Things progressed quickly, though. Soon, I was unable to keep doing dishes during contractions and I started doing laps around the house and coming back to the dishes in between. Tim got up to offer support and I told him we should consider calling the midwife around 6 a.m. I had no sense of how close together or long my contractions were, though, so I had Tim time a few. They seemed short to me, but they were lasting around a minute and coming every two to three minutes. When Tim called Rebecca around 6:30, she said "She sounds pretty close; I better come quickly." She got here maybe 20 or 30 minutes later as Tim was prepping the birth pool and I was kneeling over an exercise ball.
Once Rebecca was here and the birth pool was ready, I got in the water and kneeled in there without really changing my position much. The pressure was increasing a lot with my contractions and it was getting pretty tough. I sort of felt myself losing control so I tried to bring it back in and focus on my breathing. That helped a little. I remember that I started pushing and it was sort of a conscious effort, which surprised me. It also surprised me that I had moved through transition so quickly. Rebecca said my water was still intact and commented on how rare it was for a baby to be born "in the caul." I was complaining a lot, though, so she offered to break it for me to help pushing get a little easier. The baby was crowning at this point, and she barely had to do anything to burst my sac. She noted the time (8:11 a.m.), baby's head was born (I remember asking at this point, "Can you just yank the rest of her out?" The answer was no. I think the rest of the body was harder to birth than her head!), and the baby was completely born just 9 minutes later.
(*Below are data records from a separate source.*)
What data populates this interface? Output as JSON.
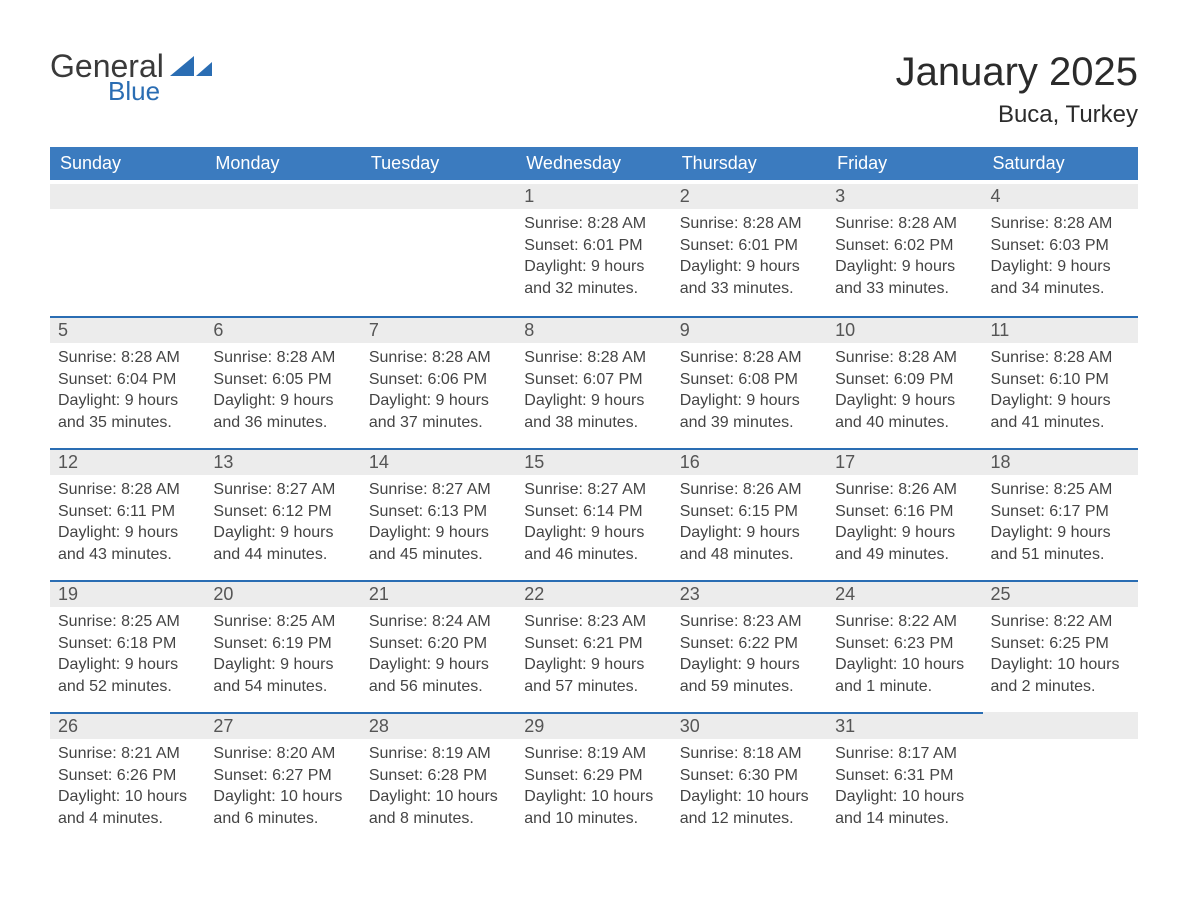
{
  "brand": {
    "word1": "General",
    "word2": "Blue"
  },
  "title": "January 2025",
  "location": "Buca, Turkey",
  "colors": {
    "header_blue": "#3b7bbf",
    "accent_blue": "#2a6db3",
    "row_alt": "#ececec",
    "text_dark": "#303030",
    "text_mid": "#444444",
    "white": "#ffffff"
  },
  "week_header": [
    "Sunday",
    "Monday",
    "Tuesday",
    "Wednesday",
    "Thursday",
    "Friday",
    "Saturday"
  ],
  "weeks": [
    [
      null,
      null,
      null,
      {
        "n": "1",
        "sunrise": "Sunrise: 8:28 AM",
        "sunset": "Sunset: 6:01 PM",
        "daylight": "Daylight: 9 hours and 32 minutes."
      },
      {
        "n": "2",
        "sunrise": "Sunrise: 8:28 AM",
        "sunset": "Sunset: 6:01 PM",
        "daylight": "Daylight: 9 hours and 33 minutes."
      },
      {
        "n": "3",
        "sunrise": "Sunrise: 8:28 AM",
        "sunset": "Sunset: 6:02 PM",
        "daylight": "Daylight: 9 hours and 33 minutes."
      },
      {
        "n": "4",
        "sunrise": "Sunrise: 8:28 AM",
        "sunset": "Sunset: 6:03 PM",
        "daylight": "Daylight: 9 hours and 34 minutes."
      }
    ],
    [
      {
        "n": "5",
        "sunrise": "Sunrise: 8:28 AM",
        "sunset": "Sunset: 6:04 PM",
        "daylight": "Daylight: 9 hours and 35 minutes."
      },
      {
        "n": "6",
        "sunrise": "Sunrise: 8:28 AM",
        "sunset": "Sunset: 6:05 PM",
        "daylight": "Daylight: 9 hours and 36 minutes."
      },
      {
        "n": "7",
        "sunrise": "Sunrise: 8:28 AM",
        "sunset": "Sunset: 6:06 PM",
        "daylight": "Daylight: 9 hours and 37 minutes."
      },
      {
        "n": "8",
        "sunrise": "Sunrise: 8:28 AM",
        "sunset": "Sunset: 6:07 PM",
        "daylight": "Daylight: 9 hours and 38 minutes."
      },
      {
        "n": "9",
        "sunrise": "Sunrise: 8:28 AM",
        "sunset": "Sunset: 6:08 PM",
        "daylight": "Daylight: 9 hours and 39 minutes."
      },
      {
        "n": "10",
        "sunrise": "Sunrise: 8:28 AM",
        "sunset": "Sunset: 6:09 PM",
        "daylight": "Daylight: 9 hours and 40 minutes."
      },
      {
        "n": "11",
        "sunrise": "Sunrise: 8:28 AM",
        "sunset": "Sunset: 6:10 PM",
        "daylight": "Daylight: 9 hours and 41 minutes."
      }
    ],
    [
      {
        "n": "12",
        "sunrise": "Sunrise: 8:28 AM",
        "sunset": "Sunset: 6:11 PM",
        "daylight": "Daylight: 9 hours and 43 minutes."
      },
      {
        "n": "13",
        "sunrise": "Sunrise: 8:27 AM",
        "sunset": "Sunset: 6:12 PM",
        "daylight": "Daylight: 9 hours and 44 minutes."
      },
      {
        "n": "14",
        "sunrise": "Sunrise: 8:27 AM",
        "sunset": "Sunset: 6:13 PM",
        "daylight": "Daylight: 9 hours and 45 minutes."
      },
      {
        "n": "15",
        "sunrise": "Sunrise: 8:27 AM",
        "sunset": "Sunset: 6:14 PM",
        "daylight": "Daylight: 9 hours and 46 minutes."
      },
      {
        "n": "16",
        "sunrise": "Sunrise: 8:26 AM",
        "sunset": "Sunset: 6:15 PM",
        "daylight": "Daylight: 9 hours and 48 minutes."
      },
      {
        "n": "17",
        "sunrise": "Sunrise: 8:26 AM",
        "sunset": "Sunset: 6:16 PM",
        "daylight": "Daylight: 9 hours and 49 minutes."
      },
      {
        "n": "18",
        "sunrise": "Sunrise: 8:25 AM",
        "sunset": "Sunset: 6:17 PM",
        "daylight": "Daylight: 9 hours and 51 minutes."
      }
    ],
    [
      {
        "n": "19",
        "sunrise": "Sunrise: 8:25 AM",
        "sunset": "Sunset: 6:18 PM",
        "daylight": "Daylight: 9 hours and 52 minutes."
      },
      {
        "n": "20",
        "sunrise": "Sunrise: 8:25 AM",
        "sunset": "Sunset: 6:19 PM",
        "daylight": "Daylight: 9 hours and 54 minutes."
      },
      {
        "n": "21",
        "sunrise": "Sunrise: 8:24 AM",
        "sunset": "Sunset: 6:20 PM",
        "daylight": "Daylight: 9 hours and 56 minutes."
      },
      {
        "n": "22",
        "sunrise": "Sunrise: 8:23 AM",
        "sunset": "Sunset: 6:21 PM",
        "daylight": "Daylight: 9 hours and 57 minutes."
      },
      {
        "n": "23",
        "sunrise": "Sunrise: 8:23 AM",
        "sunset": "Sunset: 6:22 PM",
        "daylight": "Daylight: 9 hours and 59 minutes."
      },
      {
        "n": "24",
        "sunrise": "Sunrise: 8:22 AM",
        "sunset": "Sunset: 6:23 PM",
        "daylight": "Daylight: 10 hours and 1 minute."
      },
      {
        "n": "25",
        "sunrise": "Sunrise: 8:22 AM",
        "sunset": "Sunset: 6:25 PM",
        "daylight": "Daylight: 10 hours and 2 minutes."
      }
    ],
    [
      {
        "n": "26",
        "sunrise": "Sunrise: 8:21 AM",
        "sunset": "Sunset: 6:26 PM",
        "daylight": "Daylight: 10 hours and 4 minutes."
      },
      {
        "n": "27",
        "sunrise": "Sunrise: 8:20 AM",
        "sunset": "Sunset: 6:27 PM",
        "daylight": "Daylight: 10 hours and 6 minutes."
      },
      {
        "n": "28",
        "sunrise": "Sunrise: 8:19 AM",
        "sunset": "Sunset: 6:28 PM",
        "daylight": "Daylight: 10 hours and 8 minutes."
      },
      {
        "n": "29",
        "sunrise": "Sunrise: 8:19 AM",
        "sunset": "Sunset: 6:29 PM",
        "daylight": "Daylight: 10 hours and 10 minutes."
      },
      {
        "n": "30",
        "sunrise": "Sunrise: 8:18 AM",
        "sunset": "Sunset: 6:30 PM",
        "daylight": "Daylight: 10 hours and 12 minutes."
      },
      {
        "n": "31",
        "sunrise": "Sunrise: 8:17 AM",
        "sunset": "Sunset: 6:31 PM",
        "daylight": "Daylight: 10 hours and 14 minutes."
      },
      null
    ]
  ]
}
It was awesome. Everything went off without a hitch, basically. I tore a little and required two stitches with lidocaine. I screamed a bunch. I had some retained membranes (placenta), which made postpartum recovery the first couple of days a bit touch and go. (It kind of felt like I was in labor throughout the night on the second night, which I guess is only fair since I got to rest and sleep the night before the birth.) It wasn't perfect and it wasn't painless, but baby and I were both healthy. My midwife was amazing. I trusted her completely and I just have such affection for her and the great care she provided me and this little girl. I did not have to go to the hospital or leave the comfort of my own home. (The only disadvantage to this I could see perhaps was not having a maid service.) I did not have to deal with any drugs or side effects. Shep never had to leave. I could walk to the toilet and around the house. Now, a bit more than two weeks later, I feel pretty much back to normal. Overall, I think it was way easier and less painful than my experience in the hospital nearly three years ago. Some people have awesome experiences in the hospital, and I totally respect and appreciate that. But I thought staying home would help me to have a better experience, and I am grateful all worked out so I was able to. My body did its thing, and I had a completely normal and healthy birth. No one checked my cervix, ever, for dilation or effacement. No one told me what to do or when. We just left my body to its own devices, and it worked out. We are so grateful.